NPA2Net: A Nested Path Aggregation Attention Network for Oriented SAR Ship Detection
C Z Zhang, Peng Liu, Haipeng Wang, Ya‐Qiu Jin
Abstract
Ship detection in Synthetic Aperture Radar (SAR) images is crucial for various applications in both civilian and military domains. In recent years, there has been substantial progress in SAR ship detection, largely driven by advancements in deep learning-based methods. However, some issues still exist that need to be addressed. First, most current ship detection methods are anchor-based. These methods suffer from poor generalization and have a heavy computation load. Second, there is significant scale variation among different ships in SAR images. Most ships occupy only a few pixels in SAR images and are difficult to detect. Third, detecting inshore ships in SAR images is challenging, as it is easily susceptible to interference from harbors and buildings on the land. To address such issues, a novel anchor-free method named Nested Path Aggregation Attention Network (NPA2Net) is proposed for oriented SAR ship detection.

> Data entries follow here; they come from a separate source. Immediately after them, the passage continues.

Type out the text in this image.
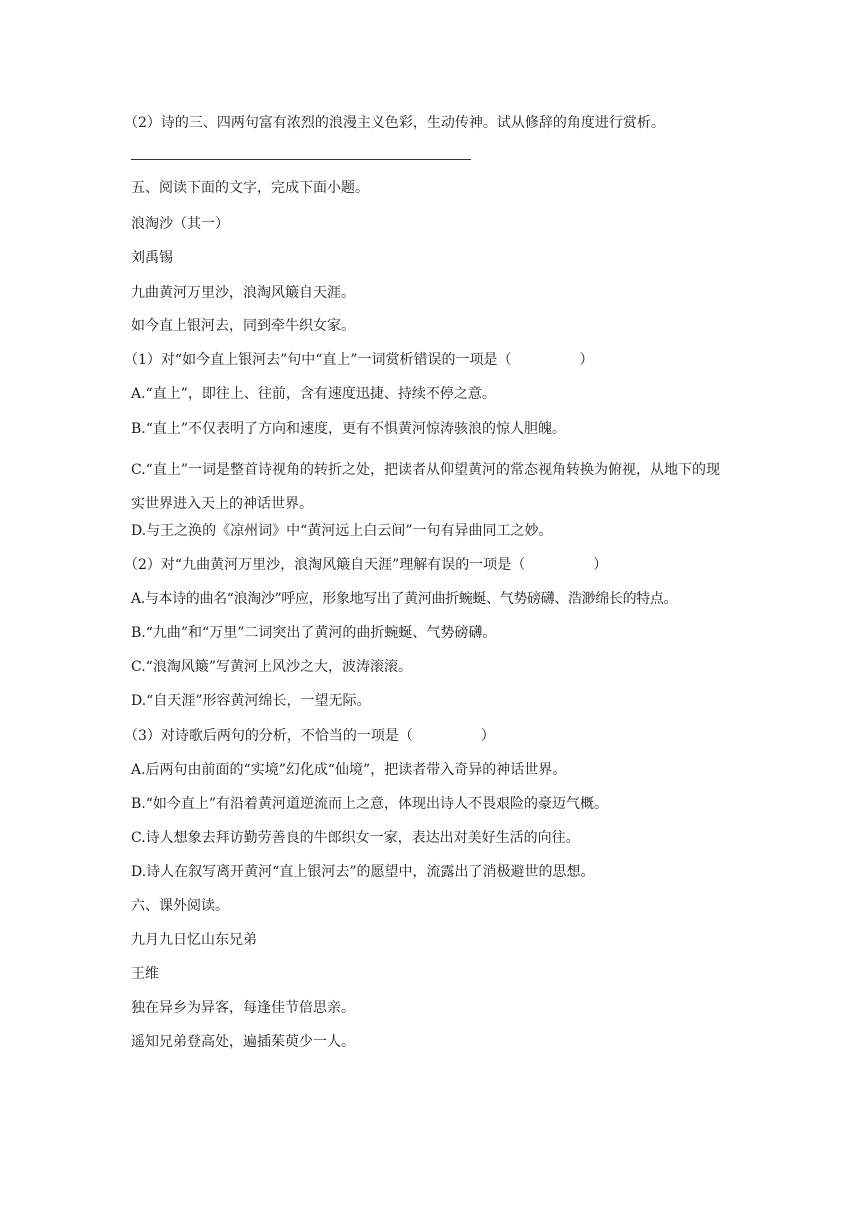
（2）诗的三、四两句富有浓烈的浪漫主义色彩，生动传神。试从修辞的角度进行赏析。
五、阅读下面的文字，完成下面小题。
浪淘沙（其一）
刘禹锡
九曲黄河万里沙，浪淘风簸自天涯。
如今直上银河去，同到牵牛织女家。
（1）对“如今直上银河去”句中“直上”一词赏析错误的一项是（	）
A.“直上”，即往上、往前，含有速度迅捷、持续不停之意。
B.“直上”不仅表明了方向和速度，更有不惧黄河惊涛骇浪的惊人胆魄。
C.“直上”一词是整首诗视角的转折之处，把读者从仰望黄河的常态视角转换为俯视，从地下的现实世界进入天上的神话世界。
D.与王之涣的《凉州词》中“黄河远上白云间”一句有异曲同工之妙。
（2）对“九曲黄河万里沙，浪淘风簸自天涯”理解有误的一项是（	）
A.与本诗的曲名“浪淘沙”呼应，形象地写出了黄河曲折蜿蜒、气势磅礴、浩渺绵长的特点。
B.“九曲”和“万里”二词突出了黄河的曲折蜿蜒、气势磅礴。
C.“浪淘风簸”写黄河上风沙之大，波涛滚滚。
D.“自天涯”形容黄河绵长，一望无际。
（3）对诗歌后两句的分析，不恰当的一项是（	）
A.后两句由前面的“实境”幻化成“仙境”，把读者带入奇异的神话世界。
B.“如今直上”有沿着黄河道逆流而上之意，体现出诗人不畏艰险的豪迈气概。
C.诗人想象去拜访勤劳善良的牛郎织女一家，表达出对美好生活的向往。
D.诗人在叙写离开黄河“直上银河去”的愿望中，流露出了消极避世的思想。
六、课外阅读。
九月九日忆山东兄弟
王维
独在异乡为异客，每逢佳节倍思亲。
遥知兄弟登高处，遍插茱萸少一人。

Specifically, the anchor-free framework of Box Boundary-Aware Vectors (BBAVs) is applied to our method, which has higher detection efficiency. Moreover, the Nested Path Aggregation Module (NPAM) is proposed to fuse multiresolution features for detecting multiscale ships and a Ship Attention Module (SAM) is introduced to suppress the interference from complex backgrounds and highlight ships’ features. The experimental results conducted on three datasets for oriented SAR ship detection validate the effectiveness and generalization of NPA2Net.